In government, politics, ethics, business, management, law, economics,
sociology, etc., transparency is the opposite of privacy; an activity is
transparent if all information about it is open and freely available.
Some organizations and networks, for example, Wikipedia, the GNU/Linux
community and Indymedia, insist that not only the ordinary information
of interest to the community is made freely available, but that all (or
nearly all) meta-levels of organizing and decision-making are themselves
also published. This is known as radical transparency.
---------
I think the last paragraph is interesting. Indeed, what some of you are
asking is radical transparency at the organization level.

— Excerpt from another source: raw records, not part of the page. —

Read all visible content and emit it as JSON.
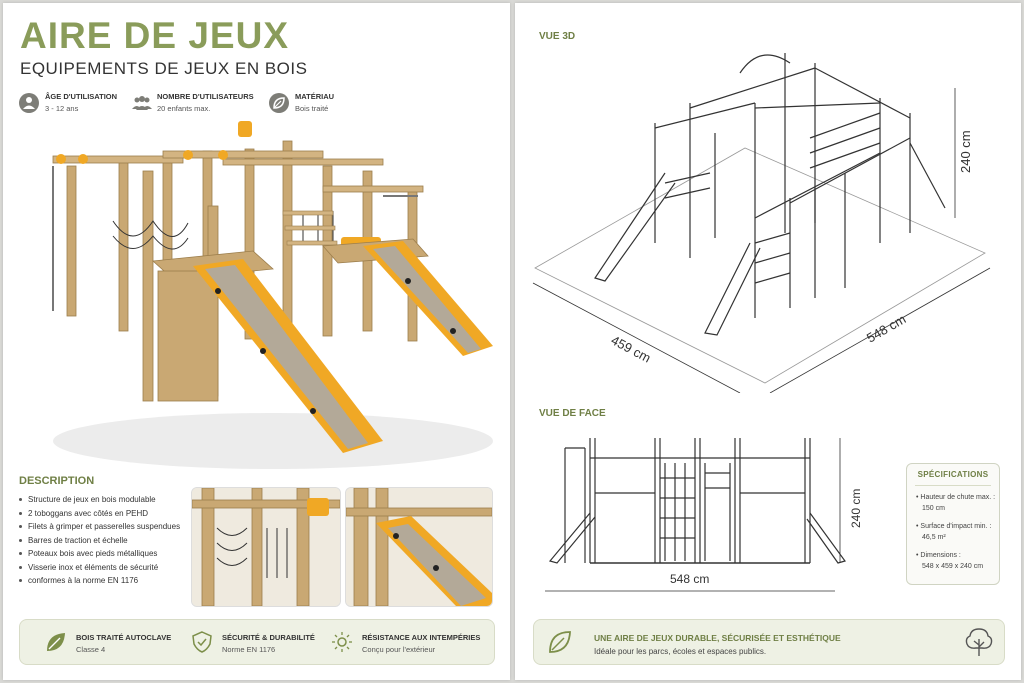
{
  "left_page": {
    "title": "AIRE DE JEUX",
    "subtitle": "EQUIPEMENTS DE JEUX EN BOIS",
    "meta": [
      {
        "icon": "age-icon",
        "label": "ÂGE D'UTILISATION",
        "value": "3 - 12 ans"
      },
      {
        "icon": "users-icon",
        "label": "NOMBRE D'UTILISATEURS",
        "value": "20 enfants max."
      },
      {
        "icon": "leaf-icon",
        "label": "MATÉRIAU",
        "value": "Bois traité"
      }
    ],
    "description_title": "DESCRIPTION",
    "description_items": [
      "Structure de jeux en bois modulable",
      "2 toboggans avec côtés en PEHD",
      "Filets à grimper et passerelles suspendues",
      "Barres de traction et échelle",
      "Poteaux bois avec pieds métalliques",
      "Visserie inox et éléments de sécurité",
      "conformes à la norme EN 1176"
    ],
    "features": [
      {
        "icon": "leaf-icon",
        "label": "BOIS TRAITÉ AUTOCLAVE",
        "value": "Classe 4"
      },
      {
        "icon": "shield-icon",
        "label": "SÉCURITÉ & DURABILITÉ",
        "value": "Norme EN 1176"
      },
      {
        "icon": "sun-icon",
        "label": "RÉSISTANCE AUX INTEMPÉRIES",
        "value": "Conçu pour l'extérieur"
      }
    ]
  },
  "right_page": {
    "view3d_title": "VUE 3D",
    "view3d_dims": {
      "width": "459 cm",
      "length": "548 cm",
      "height": "240 cm"
    },
    "front_title": "VUE DE FACE",
    "front_dims": {
      "length": "548 cm",
      "height": "240 cm"
    },
    "specs": {
      "title": "SPÉCIFICATIONS",
      "items": [
        {
          "label": "Hauteur de chute max. :",
          "value": "150 cm"
        },
        {
          "label": "Surface d'impact min. :",
          "value": "46,5 m²"
        },
        {
          "label": "Dimensions :",
          "value": "548 x 459 x 240 cm"
        }
      ]
    },
    "footer": {
      "headline": "UNE AIRE DE JEUX DURABLE, SÉCURISÉE ET ESTHÉTIQUE",
      "text": "Idéale pour les parcs, écoles et espaces publics."
    }
  },
  "colors": {
    "accent_green": "#8a9c5a",
    "dark_green": "#6f7f45",
    "slide_yellow": "#f0a825",
    "wood": "#c9a873",
    "footer_bg": "#eef1e4"
  }
}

And radical
transparency is not really suitable for us, in most part because we are
in the eye-storm of the media interest and that any scandal (or
non-scandal actually) is likely to raise the interest of a journalist,
and likely to spread at light-speed all over the planet.
Why should we care ? Collectively, we are likely to mostly care because
of our economical system. We essentially rely on the goodwill of
donators, and donators are heavily sensitive to public displays of
disagreements, fights, errors, misestimates, major screw-ups.
Some of us also care for personal reasons. Either because public
displays of screw-ups will damage their public image and possibly their
income.
And perhaps should we also care because of a possible impact on the way
the quality of our products is perceived. But frankly, I do not believe
this impact is significant. People can see if a product is valuable or
not and will not necessarily care so much about the background story.
Since I became chair, the board did some mistakes of appreciation. More
than one. I can stand up for all the mistakes of appreciation I made. I
am not ashamed of what we did. We were not perfect, far from it. I do
not think anyone could have been perfect. The mistakes made may come
from various reasons. None of us are professionals. We are all dispersed
around the world, which makes it more difficult to communicate, share
opinions, simply see what is really going on in the office or imagine
what is going on in the head of a staff and board member. Mistakes were
also done because of lack of funds and because of insufficient human
resources, putting us on the verge of our own physical abilities. For
example, we are looking for a treasurer. Can we reasonably appoint
someone most of us have never met ? Likely not, but the next time we
will try to all meet together is february. Which means delaying any
appointment till then at least. Should we prefer to wait till february
or should we prefer to appoint someone some of us never met ?
Other mistakes, and these ones are much more difficult to forgive, were
made because of conflicts of interest.
I trust that most of you would generally agree that mistakes were
understandable, given the circonstances, IF you were fully informed of
the details.
Unfortunately, some of those mistakes are not, and will not, be
discussed publicly. And the main reason is not that we fear your
criticism, but is that we fear the consequences of a public display of
these mistakes, and do not necessarily want someone to be made a scapegoat.
However, in the recent weeks, my belief is that, we have seen
- a tendency to make things more and more private (to avoid information
leaking), eg, restricting access to our internal list or creating an
even more private list.
- a tendency to shut down requests and criticism, whether on this list
or even on private lists, in an attempt to canalize the nature of
information being made available
- a tendency to craft "authorized" messaging, accompanied with severe
criticism against trusted members deviating from this authorized messages
Not all ideas in these three tendencies are wrong. Standardization may
be a good idea in some circonstances and facilitate daily operations.
Privacy to discuss sensitive matters is obviously a good idea. And
speaking with a unique voice rather than a cloud of voices is strengthening.
But I would advise going too far on that path. It is not healthy
generally, it is frustrating many good contributors. In an environmental
situation which is very unstable with competitors, a rather
decentralized, flexible system, with plenty of opportunities to jump in
the system, is usually considered the best solution.